5 Ways to Release Your Anger and Embrace Forgiveness

Young adult with long hair sits in tall grass, looking out into distance, holding a bunch of brightly colored balloonsWe all experience love in one form or another. We all experience hurt and pain. It’s part of the human condition.

Likewise, people can be insensitive sometimes. They say or do things either intentionally or unintentionally that hurt others. At times, a careless action or critical remark can really hurt us, especially if we attach too much importance or meaning to it. The more closely connected we are to the person, the deeper the pain.

An infraction that is relatively minor or insignificant to one person may be devastatingly painful to another. For some, resentments are difficult to release. The tighter the hold, the harder it may be to let go.
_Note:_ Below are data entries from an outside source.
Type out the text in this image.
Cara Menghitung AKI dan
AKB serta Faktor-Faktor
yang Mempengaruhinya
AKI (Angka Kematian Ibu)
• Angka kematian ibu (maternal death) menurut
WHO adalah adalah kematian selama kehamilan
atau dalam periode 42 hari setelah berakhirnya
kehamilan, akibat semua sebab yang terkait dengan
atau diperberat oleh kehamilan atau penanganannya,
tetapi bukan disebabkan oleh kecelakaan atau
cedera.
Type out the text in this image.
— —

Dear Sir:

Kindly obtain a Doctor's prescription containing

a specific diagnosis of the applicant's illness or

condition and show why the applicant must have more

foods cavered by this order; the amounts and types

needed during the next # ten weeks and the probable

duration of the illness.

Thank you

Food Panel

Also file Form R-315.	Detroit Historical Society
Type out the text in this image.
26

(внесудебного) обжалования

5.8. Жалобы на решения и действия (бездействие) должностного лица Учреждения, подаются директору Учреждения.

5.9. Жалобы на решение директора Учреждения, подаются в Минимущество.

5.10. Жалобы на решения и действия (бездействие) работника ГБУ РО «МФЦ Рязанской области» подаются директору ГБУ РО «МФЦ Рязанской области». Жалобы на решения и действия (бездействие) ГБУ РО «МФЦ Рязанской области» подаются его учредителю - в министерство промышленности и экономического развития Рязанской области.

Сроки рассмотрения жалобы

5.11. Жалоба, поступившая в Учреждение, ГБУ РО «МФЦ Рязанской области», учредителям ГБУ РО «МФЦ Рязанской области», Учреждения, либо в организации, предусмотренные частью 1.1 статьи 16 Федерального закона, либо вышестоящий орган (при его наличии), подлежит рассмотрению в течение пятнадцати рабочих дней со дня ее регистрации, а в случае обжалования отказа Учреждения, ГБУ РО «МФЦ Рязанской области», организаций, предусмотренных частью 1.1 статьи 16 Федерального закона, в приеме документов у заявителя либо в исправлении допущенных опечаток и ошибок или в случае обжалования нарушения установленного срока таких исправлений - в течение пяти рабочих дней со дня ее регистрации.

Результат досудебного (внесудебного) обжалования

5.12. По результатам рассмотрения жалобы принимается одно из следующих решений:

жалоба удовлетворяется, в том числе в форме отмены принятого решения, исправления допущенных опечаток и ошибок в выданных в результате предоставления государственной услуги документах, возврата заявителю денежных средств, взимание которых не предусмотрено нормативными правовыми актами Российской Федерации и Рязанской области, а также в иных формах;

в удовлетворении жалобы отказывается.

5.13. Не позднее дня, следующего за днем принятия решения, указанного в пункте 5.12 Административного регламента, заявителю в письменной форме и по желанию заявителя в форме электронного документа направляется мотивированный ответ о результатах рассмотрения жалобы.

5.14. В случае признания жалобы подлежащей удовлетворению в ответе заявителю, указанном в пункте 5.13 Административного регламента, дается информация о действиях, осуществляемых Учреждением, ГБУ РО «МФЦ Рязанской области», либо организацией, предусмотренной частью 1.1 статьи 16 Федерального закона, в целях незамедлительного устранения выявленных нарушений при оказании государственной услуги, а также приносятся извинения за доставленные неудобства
When ruminated about over a period of time, a resentment can transform into a grudge. If these negative feelings are left unresolved within ourselves, they can lead to unhappiness, bitterness, and permanent unforgiveness. Research has shown that prolonged anger can have devastating effects on our health and longevity.

Although we may feel justified in our anger, what can we do to stop feeling the pain and upset feelings that the hurt has caused? Not every infraction requires forgiveness. However, if the hurt is personal, profoundly deep, and seems unjust, the following ideas may help you begin to release your anger and bring back a sense of peace and joy.

1. Decide to Forgive Yourself

Remind yourself that you are doing the best you can at any given moment. Try not to replay the “what-ifs.” Validate your feelings by acknowledging your anger and pain. Anger is a helpful emotion that signals to us that something is wrong and needs to be corrected.

When you are ready, make a conscious choice to release the anger and hurt and let go of the past. Be kind to yourself and set yourself free from hurt. Being able to forgive solves many problems.

2. Decide to Forgive Others

Everyone is imperfect and flawed. Everyone makes mistakes every day. Everyone is doing the best they can given their personal life history and the impact that history has had on them.

Make a conscious decision to let go of offensive words and behavior. Decide to not let what others do or say have power over you. Stand firm in your truth.

3. Redirect Your Thoughts

What we believe may become true for us. Thoughts are powerful, either positive or negative. Dwelling on past hurts only serves to reinjure ourselves.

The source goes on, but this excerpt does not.